Dall’altra parte di questa configurazione politica, allora come oggi, vi è la destra estrema. Lega e UDC, con la loro iniziativa “Prima i nostri”, tentano di rispondere, allora come oggi, con la chiusura totale, con una campagna anti immigrati. Il loro obiettivo non è certo difendere i salari e combattere il dumping (ve lo vedete voi Blocher che difende i salari o Bignasca, che non pagava nemmeno gli oneri sociali ai suoi operai, quali paladini dei lavoratori?): no, loro vogliono solo rispondere alla sempre più diffusa insicurezza sociale con una risposta securitaria ed identitaria che eviti qualsiasi colpa al padronato svizzero. E questo dando la colpa agli stranieri, ai richiedenti asilo, toccando le corde del patriottismo e del nazionalismo più becero, solleticando i sempre più diffusi riflessi egoistici; in un contesto socialmente difficile e che li genera in abbondanza, costruiscono un consenso politico a loro favore e contribuiscono alla divisione dei salariati, paralizzandone in questo modo qualsiasi potenziale risposta solidale.
Infine, ed è il terzo elemento di questa configurazione, vi è la posizione di chi, come noi, ha sempre difeso il principio della libera circolazione, sostenendo tuttavia che, senza un quadro giuridico e sociale di difesa dei diritti dei salariati, questa si sarebbe ridotta ad un’ulteriore liberalizzazione del mercato del lavoro. E ritenendo le cosiddette misure di accompagnamento assolutamente inadeguate a combattere, come ufficialmente promesso, il dumping salariale.
Per questo abbiamo militato attivamente per il NO agli Accordi bilaterali nel 2005 e nel 2009, praticamente da soli a sinistra. Ed è per la stessa ragione che abbiamo condotto in questi anni una campagna contro i danni delle cosiddette misure di accompagnamento (ad esempio i salari fissati dai contratti normali a 3’000 franchi al mese) e lanciato l’iniziativa “Basta con il dumping salariale in Ticino” che vuole essere un primo elemento di risposta al dumping.

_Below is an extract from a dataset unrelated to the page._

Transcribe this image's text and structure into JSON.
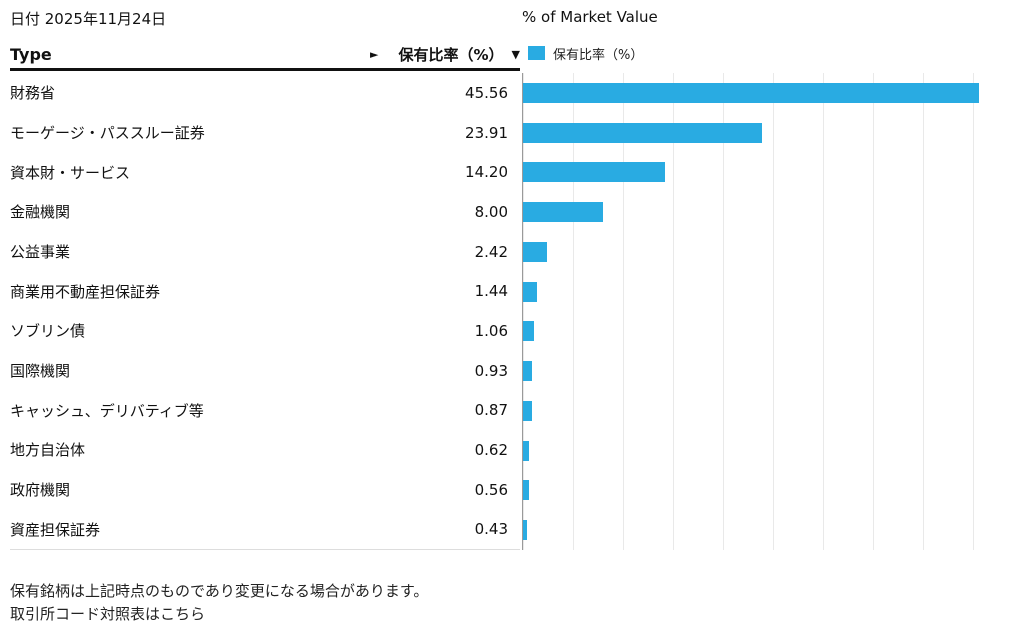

Un’iniziativa che rappresenta pure una risposta alla iniziativa xenofoba “Prima i nostri” e al relativo controprogetto . La nostra iniziativa si pone in un’ottica alternativa alla concorrenza tra svizzeri e immigranti, tra frontalieri e “indigeni”; individua invece nelle condizioni di lavoro, nel loro controllo, nella lotta al dumping l’orientamento da seguire per combattere le conseguenze sociali della politica padronale, cioè i bassi salari, il peggioramento delle condizioni di lavoro, la politica di sostituzione.